Los niños son el futuro, de eso no me cabe ninguna duda. Y para que ese futuro sea lo mejor posible es preciso que cuenten con la necesaria protección y ayuda por parte de su entorno y de la sociedad en su conjunto, así como que reciban formación no sólo teórica, sino sobre todo humana. Únicamente así conseguirán desenvolverse en este mundo cambiante y tecnológico en el que nos hallamos sumidos. No lo tienen nada fácil, aunque visto con cierta perspectiva el reto es también apasionante.

En estos días se ha celebrado el Día Universal de la Infancia, en conmemoración de la fecha en que se aprobó la Convención sobre los Derechos del Niño, el 20 de noviembre de 1989. Todos los países que suscribieron este importante tratado lo ratificaron, salvo Estados Unidos, vayan ustedes a saber porqué, puesto que a mi modesto entender todo su contenido es más que razonable. A pesar de las buenas intenciones de los países que suscribieron la convención, sigue habiendo muchos niños en el mundo que mueren por causas evitables, niños que son obligados a trabajar, a ir a la guerra, que pasan hambre, que andan abandonados por las calles, que no van a la escuela. Niños que sufren el maltrato y abusos sexuales, incluso en algunos casos por parte de quienes deberían amarlos y protegerlos por encima de todo. Las soluciones se demoran y en nuestro propio país hay muchos niños en situaciones límite, desamparados, desnutridos y hasta obligados a convivir en ocasiones con quien hace daño a sus madres o a sus hermanos.
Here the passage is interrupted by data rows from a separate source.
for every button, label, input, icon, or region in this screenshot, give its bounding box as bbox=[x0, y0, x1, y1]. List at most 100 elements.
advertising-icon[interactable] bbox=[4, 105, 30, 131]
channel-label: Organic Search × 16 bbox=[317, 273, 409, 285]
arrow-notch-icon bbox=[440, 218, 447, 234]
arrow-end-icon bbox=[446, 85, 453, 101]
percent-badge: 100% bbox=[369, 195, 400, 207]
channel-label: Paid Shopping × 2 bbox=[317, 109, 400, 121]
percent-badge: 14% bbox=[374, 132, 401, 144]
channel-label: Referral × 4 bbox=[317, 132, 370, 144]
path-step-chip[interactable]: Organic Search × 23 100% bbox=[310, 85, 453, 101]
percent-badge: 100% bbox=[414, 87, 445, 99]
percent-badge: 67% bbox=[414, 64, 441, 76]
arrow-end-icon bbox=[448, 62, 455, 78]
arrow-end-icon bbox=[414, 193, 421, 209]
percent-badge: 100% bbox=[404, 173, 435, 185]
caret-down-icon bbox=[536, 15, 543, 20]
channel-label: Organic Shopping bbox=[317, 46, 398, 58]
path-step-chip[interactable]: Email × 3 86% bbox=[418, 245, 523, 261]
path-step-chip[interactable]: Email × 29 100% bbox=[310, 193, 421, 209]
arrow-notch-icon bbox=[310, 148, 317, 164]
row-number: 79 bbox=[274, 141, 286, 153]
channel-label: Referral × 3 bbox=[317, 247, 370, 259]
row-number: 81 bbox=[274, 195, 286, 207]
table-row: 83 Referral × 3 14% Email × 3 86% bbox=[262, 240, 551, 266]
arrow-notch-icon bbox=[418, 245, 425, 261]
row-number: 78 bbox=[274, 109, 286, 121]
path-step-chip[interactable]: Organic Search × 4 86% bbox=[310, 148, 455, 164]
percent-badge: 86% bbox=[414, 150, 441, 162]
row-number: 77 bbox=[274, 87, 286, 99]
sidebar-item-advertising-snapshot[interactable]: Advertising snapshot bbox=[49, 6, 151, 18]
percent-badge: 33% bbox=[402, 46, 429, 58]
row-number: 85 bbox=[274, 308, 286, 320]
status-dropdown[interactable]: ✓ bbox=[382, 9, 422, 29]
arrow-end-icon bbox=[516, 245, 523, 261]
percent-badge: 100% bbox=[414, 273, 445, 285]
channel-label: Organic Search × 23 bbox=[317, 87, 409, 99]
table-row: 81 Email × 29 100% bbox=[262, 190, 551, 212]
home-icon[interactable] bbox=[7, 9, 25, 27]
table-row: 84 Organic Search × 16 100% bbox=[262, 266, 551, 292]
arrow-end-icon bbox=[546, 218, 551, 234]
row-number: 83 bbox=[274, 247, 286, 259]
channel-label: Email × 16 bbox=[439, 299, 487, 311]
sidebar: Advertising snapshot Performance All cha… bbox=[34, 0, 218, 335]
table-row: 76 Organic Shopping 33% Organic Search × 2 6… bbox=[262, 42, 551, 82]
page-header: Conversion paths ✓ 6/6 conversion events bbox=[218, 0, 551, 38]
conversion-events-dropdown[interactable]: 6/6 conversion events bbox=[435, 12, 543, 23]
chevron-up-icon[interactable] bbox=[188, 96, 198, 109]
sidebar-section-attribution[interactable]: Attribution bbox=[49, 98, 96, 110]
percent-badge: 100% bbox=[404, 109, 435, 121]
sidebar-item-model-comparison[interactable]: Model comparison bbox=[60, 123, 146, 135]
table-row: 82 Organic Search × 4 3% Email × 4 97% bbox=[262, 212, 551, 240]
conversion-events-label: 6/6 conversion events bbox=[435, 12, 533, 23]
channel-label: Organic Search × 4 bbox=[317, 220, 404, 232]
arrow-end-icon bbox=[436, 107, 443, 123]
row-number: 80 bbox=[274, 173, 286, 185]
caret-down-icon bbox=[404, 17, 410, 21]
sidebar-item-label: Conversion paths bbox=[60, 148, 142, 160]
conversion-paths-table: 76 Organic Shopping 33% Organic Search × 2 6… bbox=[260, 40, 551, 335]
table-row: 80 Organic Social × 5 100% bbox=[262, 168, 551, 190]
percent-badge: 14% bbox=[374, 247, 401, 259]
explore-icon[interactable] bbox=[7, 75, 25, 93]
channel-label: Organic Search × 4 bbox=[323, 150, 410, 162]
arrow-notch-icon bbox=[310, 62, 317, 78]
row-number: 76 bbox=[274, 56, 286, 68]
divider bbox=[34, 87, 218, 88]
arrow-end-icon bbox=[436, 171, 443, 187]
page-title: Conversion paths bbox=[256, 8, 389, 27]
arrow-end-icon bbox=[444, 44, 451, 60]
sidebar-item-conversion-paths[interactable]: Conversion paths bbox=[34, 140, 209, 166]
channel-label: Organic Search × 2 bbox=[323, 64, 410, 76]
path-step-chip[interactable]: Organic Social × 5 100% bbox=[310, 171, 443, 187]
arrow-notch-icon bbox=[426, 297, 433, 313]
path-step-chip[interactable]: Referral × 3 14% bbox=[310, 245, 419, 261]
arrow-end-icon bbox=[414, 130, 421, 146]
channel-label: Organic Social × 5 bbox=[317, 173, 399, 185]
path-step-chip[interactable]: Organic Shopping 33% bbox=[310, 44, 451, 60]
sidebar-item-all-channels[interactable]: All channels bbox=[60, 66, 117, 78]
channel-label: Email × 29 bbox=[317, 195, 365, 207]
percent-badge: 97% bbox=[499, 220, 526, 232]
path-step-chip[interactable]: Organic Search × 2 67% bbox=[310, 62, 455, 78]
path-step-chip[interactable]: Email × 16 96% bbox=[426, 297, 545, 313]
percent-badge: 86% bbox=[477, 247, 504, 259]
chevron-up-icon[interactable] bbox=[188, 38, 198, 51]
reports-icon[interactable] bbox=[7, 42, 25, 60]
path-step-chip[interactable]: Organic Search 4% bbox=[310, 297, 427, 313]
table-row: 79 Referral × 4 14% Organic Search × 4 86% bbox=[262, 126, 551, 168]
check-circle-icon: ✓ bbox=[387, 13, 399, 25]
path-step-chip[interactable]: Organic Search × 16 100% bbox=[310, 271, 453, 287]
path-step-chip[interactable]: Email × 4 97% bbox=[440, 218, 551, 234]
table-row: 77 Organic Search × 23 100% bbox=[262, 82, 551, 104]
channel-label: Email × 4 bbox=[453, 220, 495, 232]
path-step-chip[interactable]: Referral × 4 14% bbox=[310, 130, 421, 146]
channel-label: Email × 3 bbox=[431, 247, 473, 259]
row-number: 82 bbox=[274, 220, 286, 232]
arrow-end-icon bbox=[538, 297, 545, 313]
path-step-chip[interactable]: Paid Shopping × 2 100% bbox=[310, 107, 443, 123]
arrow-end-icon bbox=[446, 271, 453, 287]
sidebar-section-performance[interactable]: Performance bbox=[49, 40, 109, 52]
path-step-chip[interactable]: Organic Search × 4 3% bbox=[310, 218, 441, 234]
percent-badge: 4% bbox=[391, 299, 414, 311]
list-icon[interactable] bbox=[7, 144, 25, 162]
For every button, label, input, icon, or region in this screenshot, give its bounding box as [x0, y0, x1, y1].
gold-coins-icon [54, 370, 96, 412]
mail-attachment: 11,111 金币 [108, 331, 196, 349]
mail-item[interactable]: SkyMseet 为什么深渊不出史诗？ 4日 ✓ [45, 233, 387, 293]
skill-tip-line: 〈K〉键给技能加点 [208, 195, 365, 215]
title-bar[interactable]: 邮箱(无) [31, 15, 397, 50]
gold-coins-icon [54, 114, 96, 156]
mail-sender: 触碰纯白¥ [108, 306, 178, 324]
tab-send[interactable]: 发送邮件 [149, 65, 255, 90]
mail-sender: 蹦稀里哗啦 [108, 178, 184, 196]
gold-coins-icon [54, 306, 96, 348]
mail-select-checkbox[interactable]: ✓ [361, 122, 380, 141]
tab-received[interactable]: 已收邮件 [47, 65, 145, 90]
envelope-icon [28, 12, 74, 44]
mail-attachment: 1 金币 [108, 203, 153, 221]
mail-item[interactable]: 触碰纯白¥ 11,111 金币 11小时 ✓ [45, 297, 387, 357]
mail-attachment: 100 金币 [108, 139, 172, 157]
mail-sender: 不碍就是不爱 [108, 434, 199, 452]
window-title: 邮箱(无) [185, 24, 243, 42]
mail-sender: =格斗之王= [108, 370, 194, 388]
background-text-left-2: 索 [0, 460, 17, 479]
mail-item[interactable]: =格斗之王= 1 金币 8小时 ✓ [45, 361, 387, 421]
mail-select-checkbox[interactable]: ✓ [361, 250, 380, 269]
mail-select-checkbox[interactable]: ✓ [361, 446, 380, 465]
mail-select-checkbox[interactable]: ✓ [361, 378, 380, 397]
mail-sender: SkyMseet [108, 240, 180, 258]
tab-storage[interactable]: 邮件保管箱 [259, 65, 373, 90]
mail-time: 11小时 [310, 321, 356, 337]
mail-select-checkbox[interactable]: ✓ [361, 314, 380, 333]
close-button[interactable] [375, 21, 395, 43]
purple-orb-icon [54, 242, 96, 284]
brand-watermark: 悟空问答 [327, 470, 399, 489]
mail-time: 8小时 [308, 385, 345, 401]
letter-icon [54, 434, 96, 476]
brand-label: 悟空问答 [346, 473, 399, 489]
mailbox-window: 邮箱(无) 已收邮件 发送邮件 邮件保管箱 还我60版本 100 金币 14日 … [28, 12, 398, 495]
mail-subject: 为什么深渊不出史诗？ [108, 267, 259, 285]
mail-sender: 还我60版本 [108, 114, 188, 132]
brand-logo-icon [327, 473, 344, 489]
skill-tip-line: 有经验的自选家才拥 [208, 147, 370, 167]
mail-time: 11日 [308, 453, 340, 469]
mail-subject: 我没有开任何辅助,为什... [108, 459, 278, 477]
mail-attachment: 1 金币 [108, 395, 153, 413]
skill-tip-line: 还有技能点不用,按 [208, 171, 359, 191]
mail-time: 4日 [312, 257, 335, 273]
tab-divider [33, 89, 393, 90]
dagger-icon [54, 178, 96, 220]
Los menores tienen derechos en teoría, reconocidos como les digo tanto internacionalmente como en nuestra Constitución, pero en la práctica sus derechos no se plasman como sería lo deseable. Por poner un ejemplo de un caso simple, hace no mucho intervine en un procedimiento judicial de familia, en el que un niño, que vivía con la madre, quería ser oído en el juicio. Tenía 11 años y por tanto uso de razón y las ideas bastante claras. Su deseo era decirle a la magistrada que llevaba la separación de sus padres cómo se sentía y por qué no quería irse a vivir con su padre. Incluso le llegó a mandar una carta pidiéndole una reunión. Pero nada de ello surtió efecto, pues la jueza se negó en rotundo, ya que consideraba que los niños no tienen nada que opinar en estos casos. La mentalidad en general es ésta, no nos engañemos, que no hay que escuchar a los niños para nada, aunque si les prestáramos más atención nos daríamos cuenta de lo mucho que nos pueden enseñar, desde la sencillez y esa forma tan limpia que tienen de mirar las cosas.